The larger scale farmers, those running the bigger businesses, usually needed support. Here the Second Republic has stepped up the ante. The pilot Command Agriculture has been transformed into the National Enhanced Agriculture Productivity Scheme, NEAPS, a more descriptive if less snappy name. This saw the Government take a step back. The scheme is run by a commercial banking unit, CBZ Agroyields, with the Government making it viable in the early stages with a full guarantee.

But this is a pure business arrangement. CBZ has shown commendable reluctance to claim its guarantees, preferring to work out repayment plans for farmers hammered by drought in the previous season, and even now willing to talk if someone staked for the last and far better season hit problems that were not their fault. But there are some who harvested their crops, perhaps, or at least spent the money but have delivered nothing, paid back nothing and seem to have vanished from the financial radar. The Ministry of Lands, Agriculture, Fisheries, Water and Rural Resettlement is understandable extremely irritated.
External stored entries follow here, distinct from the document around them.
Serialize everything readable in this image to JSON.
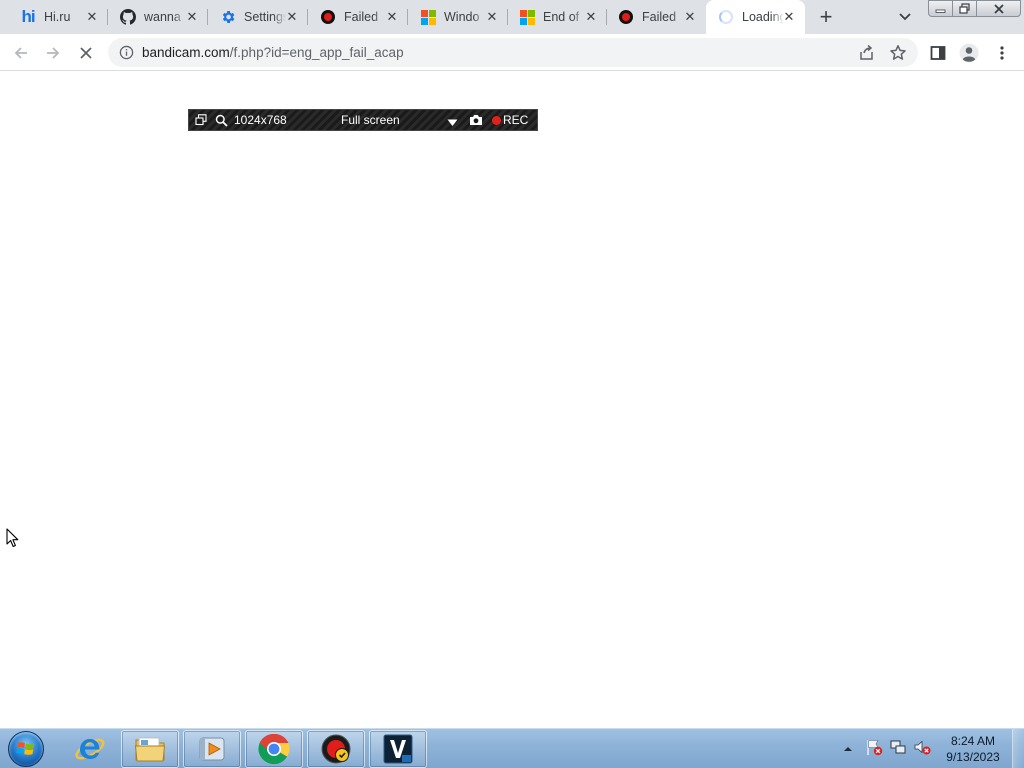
{
  "window_controls": {
    "minimize_icon": "minimize-icon",
    "restore_icon": "restore-icon",
    "close_icon": "close-icon"
  },
  "tabs": [
    {
      "title": "Hi.ru",
      "icon": "hi-logo-icon",
      "active": false
    },
    {
      "title": "wanna",
      "icon": "github-icon",
      "active": false
    },
    {
      "title": "Settings",
      "icon": "gear-icon",
      "active": false
    },
    {
      "title": "Failed",
      "icon": "bandicam-icon",
      "active": false
    },
    {
      "title": "Windo",
      "icon": "microsoft-icon",
      "active": false
    },
    {
      "title": "End of",
      "icon": "microsoft-icon",
      "active": false
    },
    {
      "title": "Failed",
      "icon": "bandicam-icon",
      "active": false
    },
    {
      "title": "Loading",
      "icon": "loading-spinner-icon",
      "active": true
    }
  ],
  "toolbar": {
    "url_host": "bandicam.com",
    "url_path": "/f.php?id=eng_app_fail_acap"
  },
  "bandicam_bar": {
    "resolution": "1024x768",
    "mode": "Full screen",
    "rec_label": "REC"
  },
  "taskbar": {
    "apps": [
      {
        "name": "internet-explorer",
        "open": false
      },
      {
        "name": "file-explorer",
        "open": true
      },
      {
        "name": "media-player",
        "open": true
      },
      {
        "name": "chrome",
        "open": true
      },
      {
        "name": "bandicam",
        "open": true
      },
      {
        "name": "vegas-pro",
        "open": true
      }
    ],
    "clock_time": "8:24 AM",
    "clock_date": "9/13/2023"
  },
  "colors": {
    "tabstrip_bg": "#dee1e6",
    "omnibox_bg": "#f1f3f4",
    "taskbar_bg": "#8fb3d8",
    "rec_red": "#e3211b"
  }
}
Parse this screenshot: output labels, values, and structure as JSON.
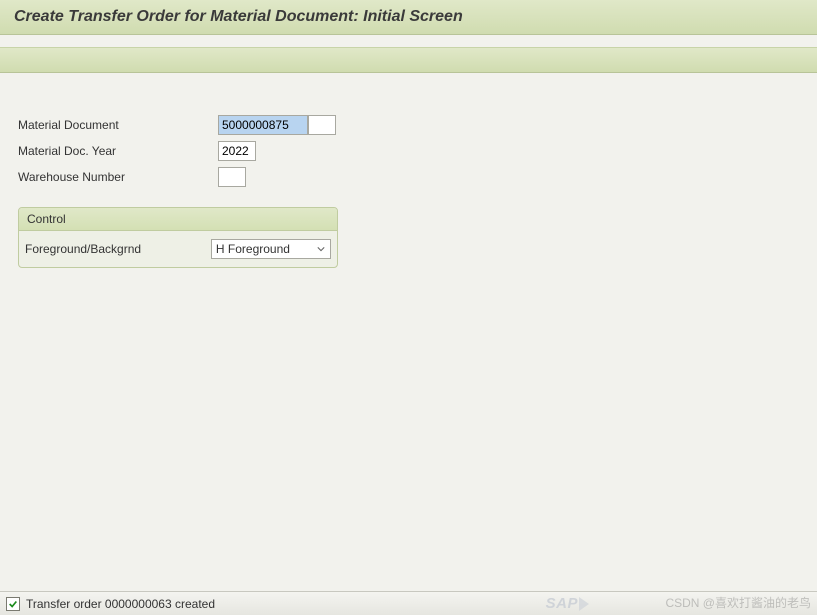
{
  "header": {
    "title": "Create Transfer Order for Material Document: Initial Screen"
  },
  "fields": {
    "material_document": {
      "label": "Material Document",
      "value": "5000000875",
      "secondary_value": ""
    },
    "material_doc_year": {
      "label": "Material Doc. Year",
      "value": "2022"
    },
    "warehouse_number": {
      "label": "Warehouse Number",
      "value": ""
    }
  },
  "control": {
    "group_title": "Control",
    "fg_bg": {
      "label": "Foreground/Backgrnd",
      "value": "H Foreground"
    }
  },
  "status": {
    "message": "Transfer order 0000000063 created"
  },
  "branding": {
    "sap": "SAP"
  },
  "watermark": "CSDN @喜欢打酱油的老鸟"
}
The Second Republic launched, and funded without breaking the budget, the input schemes to trigger the major production changeover. More money will be found each year, but the Government obviously wants this, as presumably do the farmers, to increase the pool of finance available, so the real farmers can grow more and make more money. This is how the rural areas are to move from poverty to upper middle income families, by producing more.
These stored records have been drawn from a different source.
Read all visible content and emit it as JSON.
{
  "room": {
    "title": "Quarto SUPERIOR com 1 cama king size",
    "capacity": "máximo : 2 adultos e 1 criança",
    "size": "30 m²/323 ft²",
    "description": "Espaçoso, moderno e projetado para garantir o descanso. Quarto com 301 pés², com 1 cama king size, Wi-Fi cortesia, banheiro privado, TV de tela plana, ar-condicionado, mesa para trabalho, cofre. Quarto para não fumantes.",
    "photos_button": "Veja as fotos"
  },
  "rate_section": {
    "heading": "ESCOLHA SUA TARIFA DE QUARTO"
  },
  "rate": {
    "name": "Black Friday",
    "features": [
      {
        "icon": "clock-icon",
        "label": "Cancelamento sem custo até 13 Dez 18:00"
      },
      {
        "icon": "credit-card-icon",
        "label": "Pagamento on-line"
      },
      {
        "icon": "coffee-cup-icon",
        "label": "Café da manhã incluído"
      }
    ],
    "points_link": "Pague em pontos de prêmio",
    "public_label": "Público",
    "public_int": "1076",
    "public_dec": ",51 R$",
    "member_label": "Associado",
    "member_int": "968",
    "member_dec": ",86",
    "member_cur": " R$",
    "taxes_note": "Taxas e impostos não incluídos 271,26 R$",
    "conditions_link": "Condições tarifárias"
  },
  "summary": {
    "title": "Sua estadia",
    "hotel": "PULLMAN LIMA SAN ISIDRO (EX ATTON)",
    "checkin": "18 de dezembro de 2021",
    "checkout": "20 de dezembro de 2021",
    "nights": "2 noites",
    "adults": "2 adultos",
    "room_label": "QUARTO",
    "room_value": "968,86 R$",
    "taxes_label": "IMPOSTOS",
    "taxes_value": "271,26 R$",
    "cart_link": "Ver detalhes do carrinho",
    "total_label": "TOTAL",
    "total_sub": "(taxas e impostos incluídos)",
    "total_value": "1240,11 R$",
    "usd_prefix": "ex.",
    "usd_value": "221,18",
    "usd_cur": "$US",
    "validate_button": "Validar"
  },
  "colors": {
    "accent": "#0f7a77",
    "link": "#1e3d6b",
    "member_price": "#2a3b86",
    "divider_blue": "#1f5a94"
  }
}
When someone takes the money or inputs, produces nothing, or at least delivers nothing, then they are in effect stealing from the farmers who are using the schemes to the full and want to use larger and better schemes to the full year after year. The Government finance was not a rural subsidy or social payment, there is another budget line for that, but a capital injection into what everyone wants to see as eventually a huge revolving fund allowing real farmers to produce ever more.
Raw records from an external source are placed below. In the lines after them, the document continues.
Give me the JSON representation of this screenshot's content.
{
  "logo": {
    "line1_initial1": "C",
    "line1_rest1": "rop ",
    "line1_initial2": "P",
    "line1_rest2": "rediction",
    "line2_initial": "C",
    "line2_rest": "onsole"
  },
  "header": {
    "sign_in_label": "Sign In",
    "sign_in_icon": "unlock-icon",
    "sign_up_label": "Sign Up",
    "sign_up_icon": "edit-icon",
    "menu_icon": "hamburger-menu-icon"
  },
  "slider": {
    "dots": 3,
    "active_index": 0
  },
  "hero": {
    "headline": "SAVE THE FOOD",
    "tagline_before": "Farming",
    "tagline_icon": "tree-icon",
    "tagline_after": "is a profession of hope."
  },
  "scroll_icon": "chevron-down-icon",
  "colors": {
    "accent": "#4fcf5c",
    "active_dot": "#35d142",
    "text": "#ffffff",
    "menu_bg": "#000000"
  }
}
The first reaction of the Ministry is to start getting tough. The NEAPS farmers have until the end of November to deliver or else be blacklisted. They will not only be unable to borrow on Government-backed schemes but be unable to borrow, period. No one will trust them. Most have done well and farmed properly, and they are praised and, more importantly, paid. 

But the Ministry is now considering being even tougher. Those allocated farms who do not use them are already under notice that they need to be serious about farming or quit, so someone else who is serious can start farming the land properly. Now those who mess around and try to “farm” loans instead of farming properly are also being considered for the reallocation list. 

This need to winnow out the non-farmers and the cheats does delay another policy, the granting of lease rights to the real farmers. But when we start enhancing security of tenure we need to ensure that those with enhanced security are the ones who are using the land. It also suggests that leases will need to be more carefully drafted, so that they fall in if a farmer stops farming or joins the outlaws. Yes, it would be right and just to give more formal and legal security of tenure to the good farmers who need this to continue capitalising their farms and taking the longer view of improving their land and building their assets. But we cannot create the possibility that land can be held without being used. 

But the basic Government policy is now in place. The good farmers must be kept on the land, and that group augmented by keen youngsters now ready to enter the farming business, and be given the necessary backing, fiscal, legal and infrastructural, to grow more and more each year. The Second Republic has been backing that policy with serious money rather than talk. But this also means that those who misuse resources, or just hang onto resources without using them, need to make way for the growing numbers in the first group. We can have it both ways.